As darkness fell, the rumors were confirmed. There was to be a general withdrawal, by way of the road, the next day.
That night was quieter. They lay waiting—waiting for attack, waiting for dawn, for the prospect of getting out of this. There was speculation about their chances. He listened to the sergeant, who was acid about the order to use the road—“Bloody crazy. We'll be sitting ducks. We should keep to the high ground.”—and thought that he was probably right. But most of the men were apathetic, worn out, and demoralized by their situation. News was filtering through now about the level of their own casualties in the counterattack on the hill—as high as 50 percent it was said. Several of his own men had been killed, his companions on the voyage out from England, including a man who lived round the corner from his home, with whom he had played street games when they were children. He thought of the mother, who would not yet know what had happened, going innocently about her business, perhaps chatting to his own mother at the butcher's or the greengrocer, in a world of routine and normality.

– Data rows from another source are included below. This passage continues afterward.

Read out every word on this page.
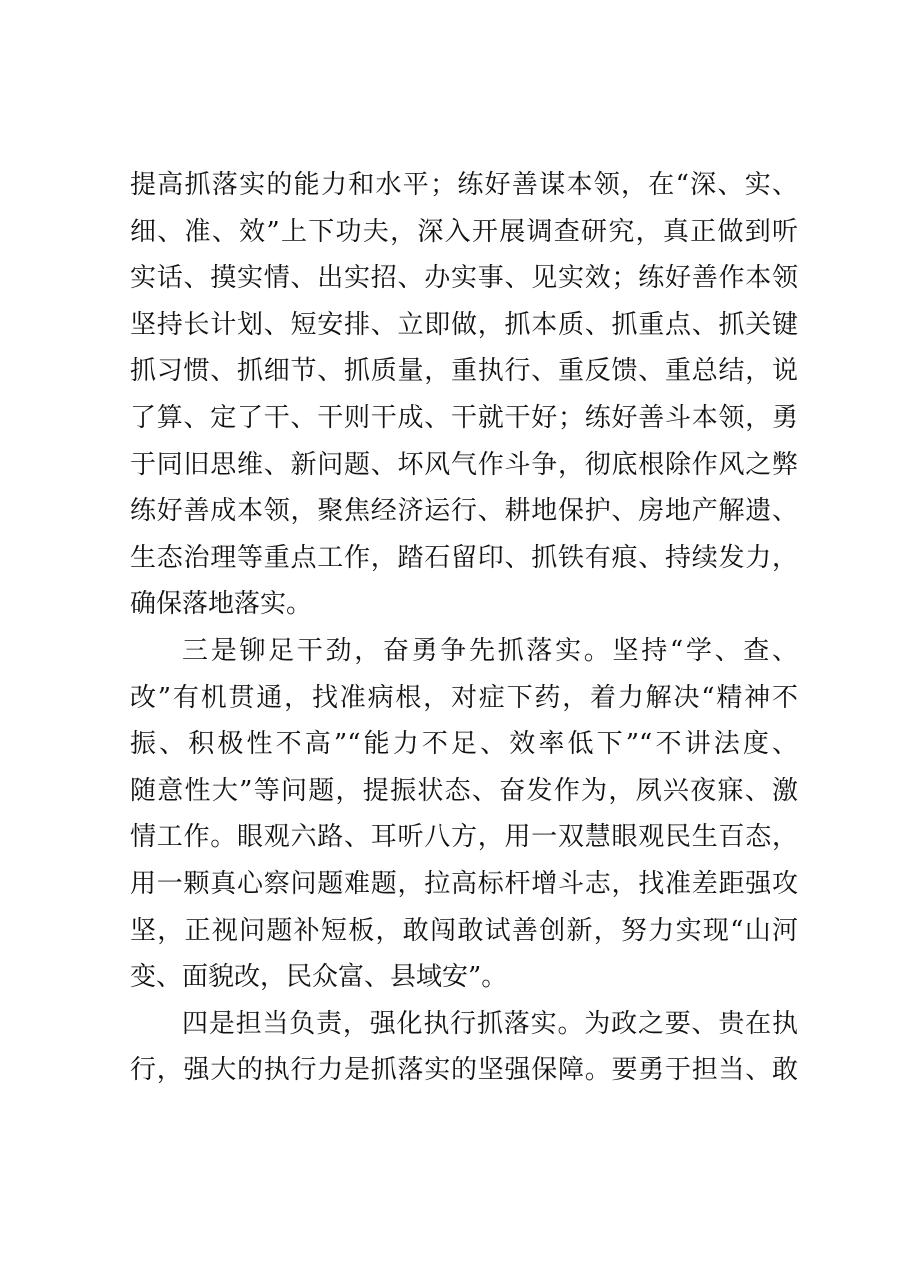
提高抓落实的能力和水平；练好善谋本领，在“深、实、
细、准、效”上下功夫，深入开展调查研究，真正做到听
实话、摸实情、出实招、办实事、见实效；练好善作本领
坚持长计划、短安排、立即做，抓本质、抓重点、抓关键
抓习惯、抓细节、抓质量，重执行、重反馈、重总结，说
了算、定了干、干则干成、干就干好；练好善斗本领，勇
于同旧思维、新问题、坏风气作斗争，彻底根除作风之弊
练好善成本领，聚焦经济运行、耕地保护、房地产解遗、
生态治理等重点工作，踏石留印、抓铁有痕、持续发力，
确保落地落实。
三是铆足干劲，奋勇争先抓落实。坚持“学、查、
改”有机贯通，找准病根，对症下药，着力解决“精神不
振、积极性不高”“能力不足、效率低下”“不讲法度、
随意性大”等问题，提振状态、奋发作为，夙兴夜寐、激
情工作。眼观六路、耳听八方，用一双慧眼观民生百态，
用一颗真心察问题难题，拉高标杆增斗志，找准差距强攻
坚，正视问题补短板，敢闯敢试善创新，努力实现“山河
变、面貌改，民众富、县域安”。
四是担当负责，强化执行抓落实。为政之要、贵在执
行，强大的执行力是抓落实的坚强保障。要勇于担当、敢
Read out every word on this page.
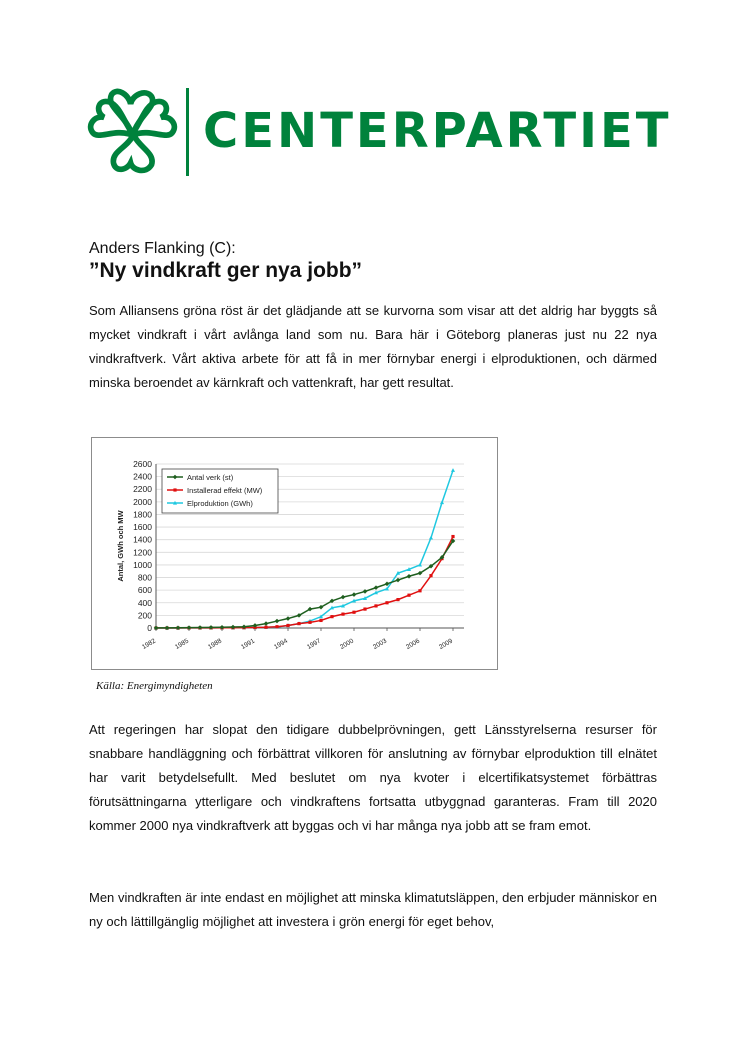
CENTERPARTIET
Anders Flanking (C):
”Ny vindkraft ger nya jobb”
Som Alliansens gröna röst är det glädjande att se kurvorna som visar att det aldrig har byggts så mycket vindkraft i vårt avlånga land som nu. Bara här i Göteborg planeras just nu 22 nya vindkraftverk. Vårt aktiva arbete för att få in mer förnybar energi i elproduktionen, och därmed minska beroendet av kärnkraft och vattenkraft, har gett resultat.
0
200
400
600
800
1000
1200
1400
1600
1800
2000
2200
2400
2600
1982	1985	1988	1991	1994	1997	2000	2003	2006	2009
Antal, GWh och MW
Antal verk (st)
Installerad effekt (MW)
Elproduktion (GWh)
Källa: Energimyndigheten
Att regeringen har slopat den tidigare dubbelprövningen, gett Länsstyrelserna resurser för snabbare handläggning och förbättrat villkoren för anslutning av förnybar elproduktion till elnätet har varit betydelsefullt. Med beslutet om nya kvoter i elcertifikatsystemet förbättras förutsättningarna ytterligare och vindkraftens fortsatta utbyggnad garanteras. Fram till 2020 kommer 2000 nya vindkraftverk att byggas och vi har många nya jobb att se fram emot.
Men vindkraften är inte endast en möjlighet att minska klimatutsläppen, den erbjuder människor en ny och lättillgänglig möjlighet att investera i grön energi för eget behov,
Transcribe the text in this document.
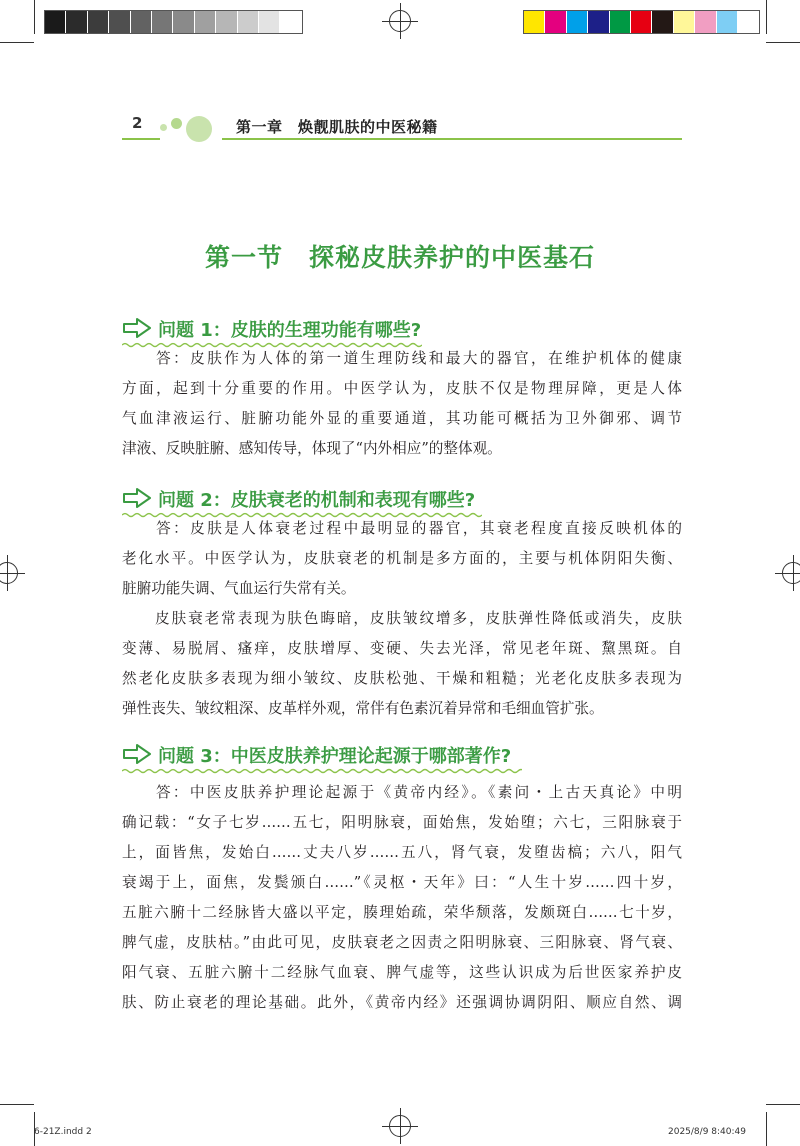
2	第一章　焕靓肌肤的中医秘籍
第一节　探秘皮肤养护的中医基石
问题 1：皮肤的生理功能有哪些?
　　答：皮肤作为人体的第一道生理防线和最大的器官，在维护机体的健康
方面，起到十分重要的作用。中医学认为，皮肤不仅是物理屏障，更是人体
气血津液运行、脏腑功能外显的重要通道，其功能可概括为卫外御邪、调节
津液、反映脏腑、感知传导，体现了“内外相应”的整体观。
问题 2：皮肤衰老的机制和表现有哪些?
　　答：皮肤是人体衰老过程中最明显的器官，其衰老程度直接反映机体的
老化水平。中医学认为，皮肤衰老的机制是多方面的，主要与机体阴阳失衡、
脏腑功能失调、气血运行失常有关。
　　皮肤衰老常表现为肤色晦暗，皮肤皱纹增多，皮肤弹性降低或消失，皮肤
变薄、易脱屑、瘙痒，皮肤增厚、变硬、失去光泽，常见老年斑、黧黑斑。自
然老化皮肤多表现为细小皱纹、皮肤松弛、干燥和粗糙；光老化皮肤多表现为
弹性丧失、皱纹粗深、皮革样外观，常伴有色素沉着异常和毛细血管扩张。
问题 3：中医皮肤养护理论起源于哪部著作?
　　答：中医皮肤养护理论起源于《黄帝内经》。《素问・上古天真论》中明
确记载：“女子七岁……五七，阳明脉衰，面始焦，发始堕；六七，三阳脉衰于
上，面皆焦，发始白……丈夫八岁……五八，肾气衰，发堕齿槁；六八，阳气
衰竭于上，面焦，发鬓颁白……”《灵枢・天年》曰：“人生十岁……四十岁，
五脏六腑十二经脉皆大盛以平定，腠理始疏，荣华颓落，发颇斑白……七十岁，
脾气虚，皮肤枯。”由此可见，皮肤衰老之因责之阳明脉衰、三阳脉衰、肾气衰、
阳气衰、五脏六腑十二经脉气血衰、脾气虚等，这些认识成为后世医家养护皮
肤、防止衰老的理论基础。此外，《黄帝内经》还强调协调阴阳、顺应自然、调
6-21Z.indd 2	2025/8/9 8:40:49
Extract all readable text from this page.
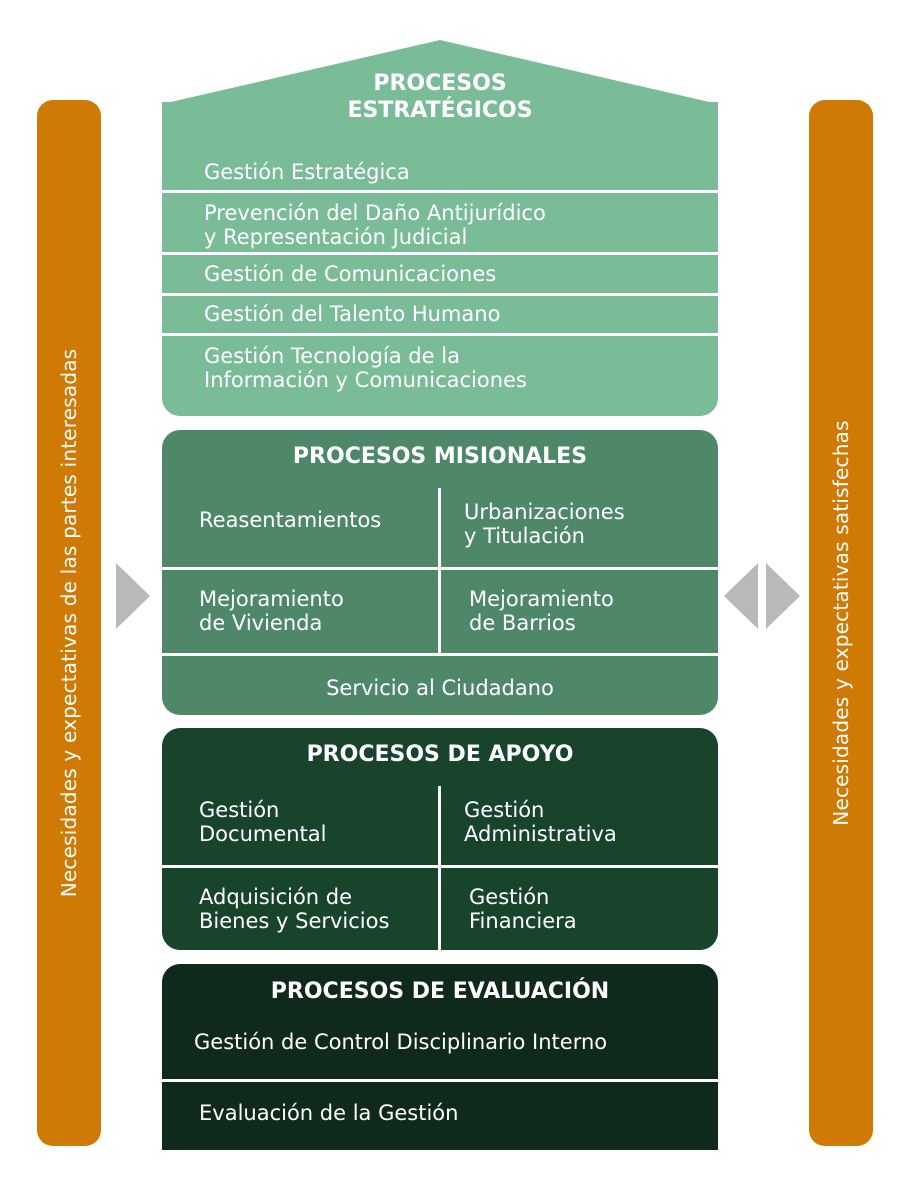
Necesidades y expectativas de las partes interesadas	Necesidades y expectativas satisfechas
PROCESOS
ESTRATÉGICOS
Gestión Estratégica
Prevención del Daño Antijurídico
y Representación Judicial
Gestión de Comunicaciones
Gestión del Talento Humano
Gestión Tecnología de la
Información y Comunicaciones
PROCESOS MISIONALES
Reasentamientos	Urbanizaciones
y Titulación
Mejoramiento
de Vivienda
Mejoramiento
de Barrios
Servicio al Ciudadano
PROCESOS DE APOYO
Gestión
Documental
Gestión
Administrativa
Adquisición de
Bienes y Servicios
Gestión
Financiera
PROCESOS DE EVALUACIÓN
Gestión de Control Disciplinario Interno
Evaluación de la Gestión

When dawn came, there was a thick mist. They were all anxious to move, and the mist seemed like useful cover, but the order to get going did not come until midmorning, by which time the sun had broken through. There were U.S. planes swooping down frequently now, gunning for the Chinese mortar positions that threatened the road, and their own artillery trying to pick off machine-gun posts on the enemy-held hillsides.
They began to make their way down toward the road, following orders to report at designated checkpoints. He was surprised and impressed by the calculation of it all, the careful counting through of men, the determined imposition of some kind of order upon this anarchy. They wound their way over this now-familiar terrain—the grassy ridges, the stands of stumpy trees, the scrub and the sudden slopes covered with slippery shale—and he became aware of his blistered feet. He had taken his boots off at some point during the night, and had been startled to find his feet raw and bleeding. On the scale of things, this seemed a triviality; from the next trench he could hear the moans of a man who had taken a bullet through his thigh. He had put his socks and boots back on again, feeling vaguely ashamed. But now his feet felt as though he were walking on fireballs.